An dieser Stelle veröffentlichen wir das Editorial der Juli-Ausgabe des kreuzer. Darin erzählt Chefredakteurin Juliane Streich über die Anfragen für Ausflüge, den Kampf in der Kantstraße und die Rückkehr des kulturellen Lebens.
Vielleicht ist es das Alter, vielleicht die Pandemie oder einfach nur das Wetter. Aber die Anfragen für einen gemeinsamen Ausflug häufen sich in letzter Zeit. Ob man nicht mal rausfahren wolle, irgendwo anders hin als an den Cossi, ins Grüne vielleicht, ein bisschen Sommerfrische genießen, mal was anderes sehen? Und da sagt man natürlich Ja, denn Fernreisen stehen eh nicht im Kalender – wegen Pandemie aktuell und wegen Klimakrise generell – und zu Hause war man ja nun wirklich oft und lange genug und in einem See schwimmen, dessen Ausblick nicht an ein Atomkraftwerk erinnert, wäre ja auch mal was. Aber wohin solls gehen? Und was soll man da machen? Die Vorstellungen der Ausflugswilligen gehen da gerne auseinander, die einen wollen sich richtig verausgaben, die anderen eigentlich nur einen neuen Biergarten auskundschaften, und die dritten bringen Hund und Kind mit. Für all diese Typen der fernen Naherholung haben die Kolleginnen Tobias Prüwer und Franziska Reif in unserer Titelgeschichte ein paar Tipps gesammelt – sogar für all jene, die der Sonne entkommen wollen.

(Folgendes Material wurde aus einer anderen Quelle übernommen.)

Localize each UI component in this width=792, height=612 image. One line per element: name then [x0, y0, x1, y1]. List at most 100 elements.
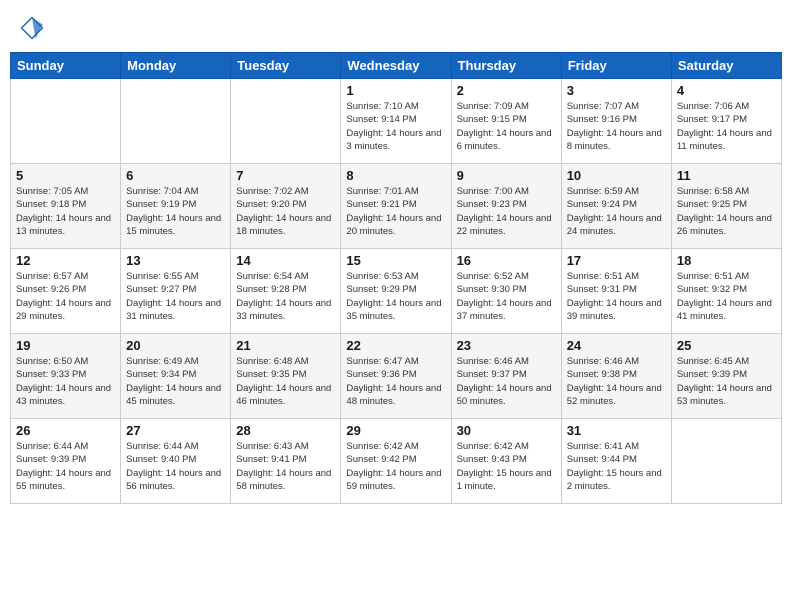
calendar-week-row: 26 Sunrise: 6:44 AM Sunset: 9:39 PM Dayli… — [11, 419, 782, 504]
calendar-cell: 19 Sunrise: 6:50 AM Sunset: 9:33 PM Dayli… — [11, 334, 121, 419]
calendar-cell — [671, 419, 781, 504]
calendar-cell: 31Sunrise: 6:41 AM Sunset: 9:44 PM Dayli… — [561, 419, 671, 504]
calendar-cell: 28 Sunrise: 6:43 AM Sunset: 9:41 PM Dayli… — [231, 419, 341, 504]
day-number: 23 — [457, 338, 556, 353]
day-number: 30 — [457, 423, 556, 438]
day-info: Sunrise: 7:06 AM Sunset: 9:17 PM Dayligh… — [677, 100, 776, 153]
calendar-cell: 3 Sunrise: 7:07 AM Sunset: 9:16 PM Daylig… — [561, 79, 671, 164]
day-info: Sunrise: 6:53 AM Sunset: 9:29 PM Dayligh… — [346, 270, 445, 323]
calendar-cell: 29 Sunrise: 6:42 AM Sunset: 9:42 PM Dayli… — [341, 419, 451, 504]
day-number: 17 — [567, 253, 666, 268]
day-number: 18 — [677, 253, 776, 268]
logo-icon — [18, 14, 46, 42]
day-info: Sunrise: 7:01 AM Sunset: 9:21 PM Dayligh… — [346, 185, 445, 238]
day-number: 3 — [567, 83, 666, 98]
day-info: Sunrise: 6:47 AM Sunset: 9:36 PM Dayligh… — [346, 355, 445, 408]
calendar-cell: 8 Sunrise: 7:01 AM Sunset: 9:21 PM Daylig… — [341, 164, 451, 249]
day-number: 13 — [126, 253, 225, 268]
calendar-cell: 23 Sunrise: 6:46 AM Sunset: 9:37 PM Dayli… — [451, 334, 561, 419]
day-info: Sunrise: 6:43 AM Sunset: 9:41 PM Dayligh… — [236, 440, 335, 493]
day-number: 14 — [236, 253, 335, 268]
day-number: 7 — [236, 168, 335, 183]
day-info: Sunrise: 6:58 AM Sunset: 9:25 PM Dayligh… — [677, 185, 776, 238]
day-number: 26 — [16, 423, 115, 438]
day-info: Sunrise: 7:00 AM Sunset: 9:23 PM Dayligh… — [457, 185, 556, 238]
calendar-cell: 20 Sunrise: 6:49 AM Sunset: 9:34 PM Dayli… — [121, 334, 231, 419]
day-info: Sunrise: 6:46 AM Sunset: 9:38 PM Dayligh… — [567, 355, 666, 408]
calendar-weekday-tuesday: Tuesday — [231, 53, 341, 79]
day-number: 5 — [16, 168, 115, 183]
day-number: 25 — [677, 338, 776, 353]
day-info: Sunrise: 6:54 AM Sunset: 9:28 PM Dayligh… — [236, 270, 335, 323]
day-info: Sunrise: 6:41 AM Sunset: 9:44 PM Dayligh… — [567, 440, 666, 493]
day-info: Sunrise: 6:51 AM Sunset: 9:31 PM Dayligh… — [567, 270, 666, 323]
calendar-week-row: 12 Sunrise: 6:57 AM Sunset: 9:26 PM Dayli… — [11, 249, 782, 334]
calendar-cell: 6 Sunrise: 7:04 AM Sunset: 9:19 PM Daylig… — [121, 164, 231, 249]
day-number: 28 — [236, 423, 335, 438]
calendar-weekday-saturday: Saturday — [671, 53, 781, 79]
day-number: 6 — [126, 168, 225, 183]
day-number: 29 — [346, 423, 445, 438]
calendar-cell: 17 Sunrise: 6:51 AM Sunset: 9:31 PM Dayli… — [561, 249, 671, 334]
day-info: Sunrise: 6:46 AM Sunset: 9:37 PM Dayligh… — [457, 355, 556, 408]
calendar-cell: 18 Sunrise: 6:51 AM Sunset: 9:32 PM Dayli… — [671, 249, 781, 334]
day-number: 22 — [346, 338, 445, 353]
day-number: 15 — [346, 253, 445, 268]
calendar-cell: 30 Sunrise: 6:42 AM Sunset: 9:43 PM Dayli… — [451, 419, 561, 504]
day-info: Sunrise: 6:52 AM Sunset: 9:30 PM Dayligh… — [457, 270, 556, 323]
day-number: 19 — [16, 338, 115, 353]
calendar-cell: 12 Sunrise: 6:57 AM Sunset: 9:26 PM Dayli… — [11, 249, 121, 334]
day-info: Sunrise: 6:44 AM Sunset: 9:40 PM Dayligh… — [126, 440, 225, 493]
day-info: Sunrise: 6:50 AM Sunset: 9:33 PM Dayligh… — [16, 355, 115, 408]
day-number: 20 — [126, 338, 225, 353]
day-info: Sunrise: 7:02 AM Sunset: 9:20 PM Dayligh… — [236, 185, 335, 238]
calendar-cell: 27Sunrise: 6:44 AM Sunset: 9:40 PM Dayli… — [121, 419, 231, 504]
calendar-cell: 5 Sunrise: 7:05 AM Sunset: 9:18 PM Daylig… — [11, 164, 121, 249]
day-number: 1 — [346, 83, 445, 98]
day-info: Sunrise: 6:51 AM Sunset: 9:32 PM Dayligh… — [677, 270, 776, 323]
calendar-cell: 21 Sunrise: 6:48 AM Sunset: 9:35 PM Dayli… — [231, 334, 341, 419]
day-number: 21 — [236, 338, 335, 353]
calendar-cell: 4 Sunrise: 7:06 AM Sunset: 9:17 PM Daylig… — [671, 79, 781, 164]
day-info: Sunrise: 6:44 AM Sunset: 9:39 PM Dayligh… — [16, 440, 115, 493]
day-number: 24 — [567, 338, 666, 353]
day-info: Sunrise: 6:49 AM Sunset: 9:34 PM Dayligh… — [126, 355, 225, 408]
day-number: 11 — [677, 168, 776, 183]
day-info: Sunrise: 7:04 AM Sunset: 9:19 PM Dayligh… — [126, 185, 225, 238]
day-number: 9 — [457, 168, 556, 183]
day-info: Sunrise: 7:07 AM Sunset: 9:16 PM Dayligh… — [567, 100, 666, 153]
day-number: 4 — [677, 83, 776, 98]
day-info: Sunrise: 6:48 AM Sunset: 9:35 PM Dayligh… — [236, 355, 335, 408]
calendar-cell: 13Sunrise: 6:55 AM Sunset: 9:27 PM Dayli… — [121, 249, 231, 334]
day-info: Sunrise: 7:05 AM Sunset: 9:18 PM Dayligh… — [16, 185, 115, 238]
calendar-weekday-sunday: Sunday — [11, 53, 121, 79]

Nun ist der kreuzer natürlich nicht die Landlust, auch wenn wir dieser im Juli fröhlich frönen. Die Probleme der Stadt bleiben. Ich weiß nicht genau, wie viele Artikel über Gentrifizierung der kreuzer in seiner 30-jährigen Geschichte schon gebracht hat, aber es hört halt einfach nicht auf. Den Menschen am Ende der Kantstraße, die aus ihren günstigen Mietwohnungen nicht für teure Eigentumswohnungen weichen wollen, wird immer wieder zugesetzt. Mal haben sie keinen Strom, mal kein Internet, mal kein Wasser. Viele sind längst weg, obwohl sie unbefristet dort hätten wohnen sollen. Lesen Sie über den Kampf der solidarischen Hausgemeinschaft im Text von Till Wimmer auf S. 18.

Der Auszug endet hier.